ABSTRACT

In a selective but still wide-ranging survey of how male sex workers are represented in world literature, legendary novelist and memoirist Felice Picano inspects numerous examples of texts in which they are depicted. His examples include the earliest Western epic, Gilgamesh, as well as classical Greek and Roman poetry; seventeenth- and eighteenth-century Japanese and Chinese tales; and modern European, English, and American novels. Among the latter are Proust’s Le temps retrouvé , Ackerley’s My Father and Myself, Genet’s Our Lady of the Flowers, Rechy’s City of Night, and Samuel Steward’s $tud.

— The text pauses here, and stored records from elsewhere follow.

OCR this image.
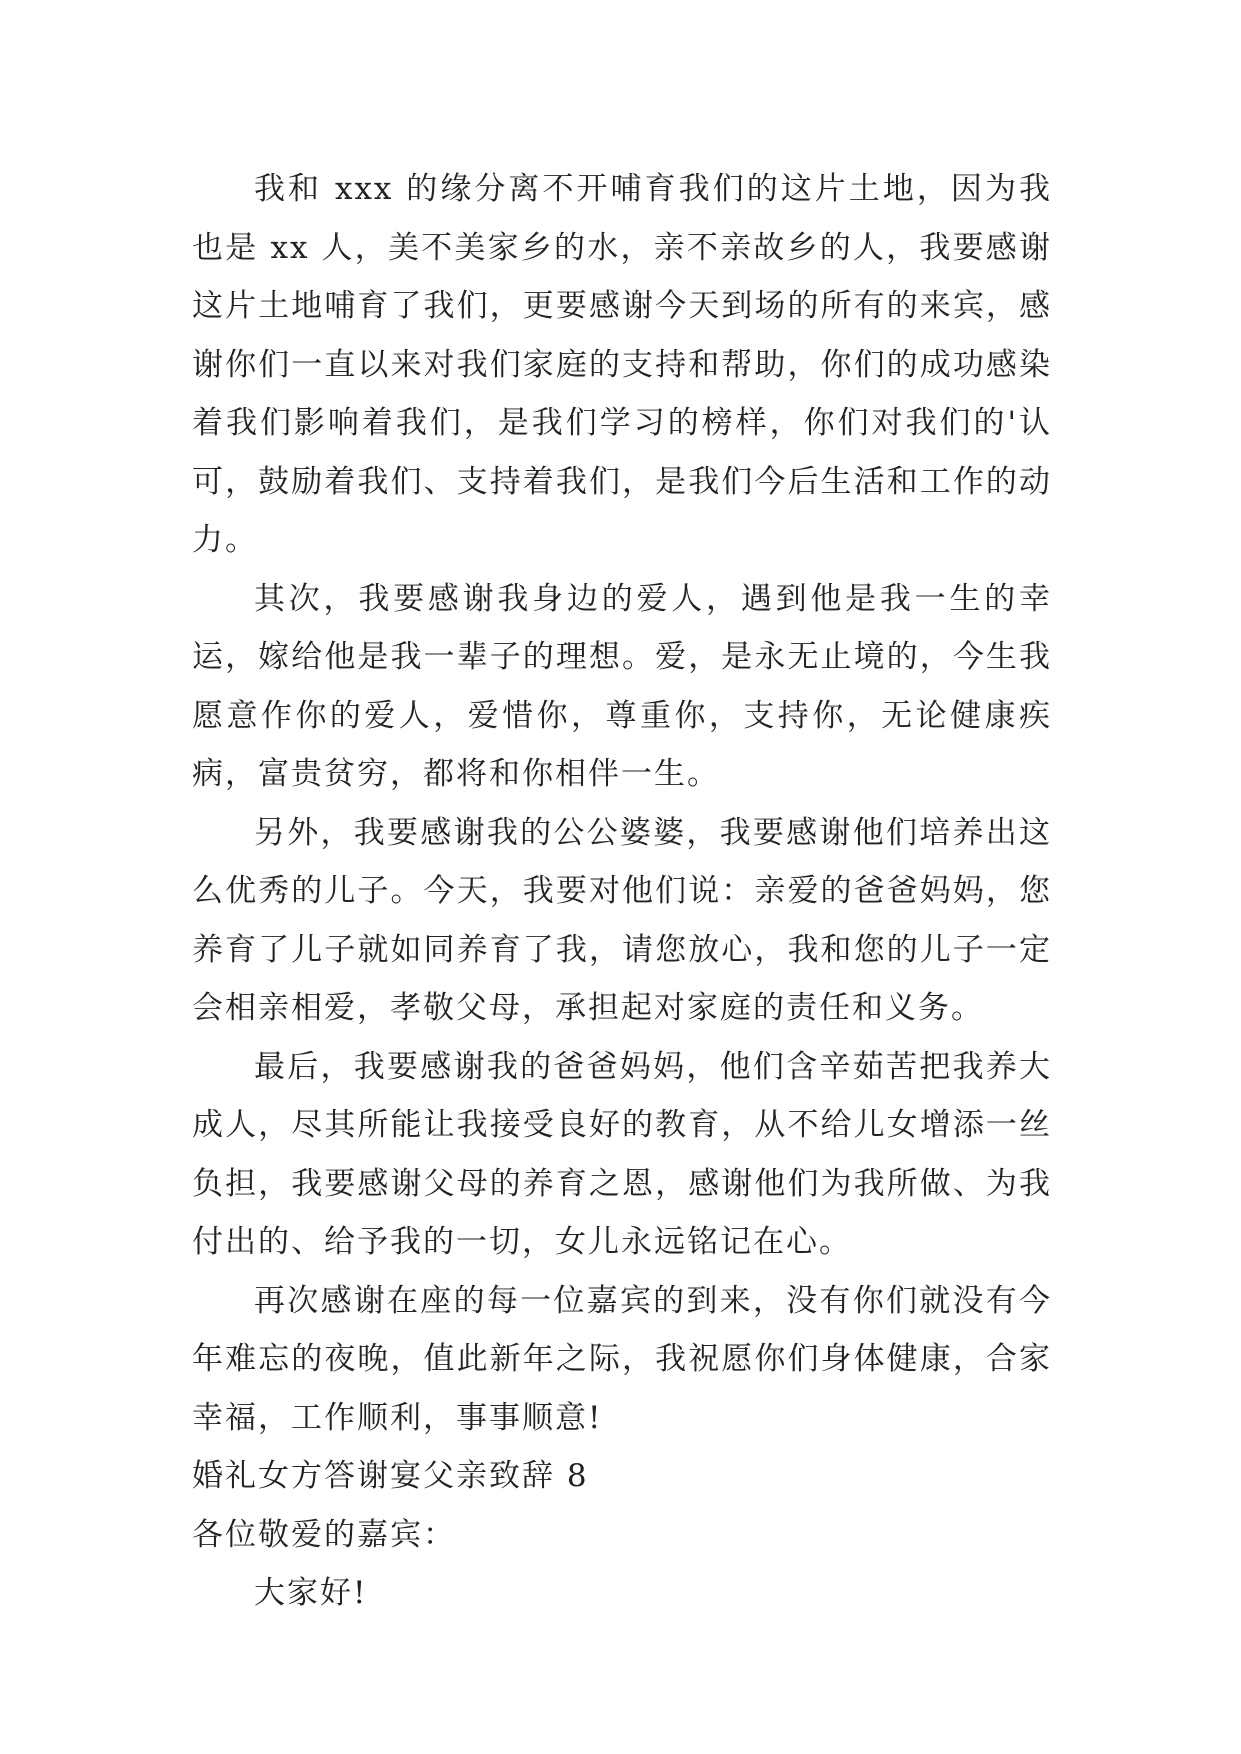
我和 xxx 的缘分离不开哺育我们的这片土地，因为我也是 xx 人，美不美家乡的水，亲不亲故乡的人，我要感谢这片土地哺育了我们，更要感谢今天到场的所有的来宾，感谢你们一直以来对我们家庭的支持和帮助，你们的成功感染着我们影响着我们，是我们学习的榜样，你们对我们的'认可，鼓励着我们、支持着我们，是我们今后生活和工作的动力。

其次，我要感谢我身边的爱人，遇到他是我一生的幸运，嫁给他是我一辈子的理想。爱，是永无止境的，今生我愿意作你的爱人，爱惜你，尊重你，支持你，无论健康疾病，富贵贫穷，都将和你相伴一生。

另外，我要感谢我的公公婆婆，我要感谢他们培养出这么优秀的儿子。今天，我要对他们说：亲爱的爸爸妈妈，您养育了儿子就如同养育了我，请您放心，我和您的儿子一定会相亲相爱，孝敬父母，承担起对家庭的责任和义务。

最后，我要感谢我的爸爸妈妈，他们含辛茹苦把我养大成人，尽其所能让我接受良好的教育，从不给儿女增添一丝负担，我要感谢父母的养育之恩，感谢他们为我所做、为我付出的、给予我的一切，女儿永远铭记在心。

再次感谢在座的每一位嘉宾的到来，没有你们就没有今年难忘的夜晚，值此新年之际，我祝愿你们身体健康，合家幸福，工作顺利，事事顺意!

婚礼女方答谢宴父亲致辞 8

各位敬爱的嘉宾：

大家好!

He concludes the chapter with a discussion of The Asbestos Diary (1966), a collection of tales by Brian Drexel, writing as Casimir Dukahz, in which the narrator recalls his pick-ups of boy after boy, until “it soon becomes clear that ‘Duke’ is the one being picked up … and that the boys not only have an agenda for their time with Duke and what they can get out of him, but that he has been ‘marked’ by an informal network of boys as a willing victim.” Picano explains that the stratagem played by both client and sex worker in The Asbestos Diary can be found repeated in both ancient and modern literature: “What it comes down to in the end is a deal. Maybe some affection, some fun times together. But really just buy and sell, nothing but a deal.”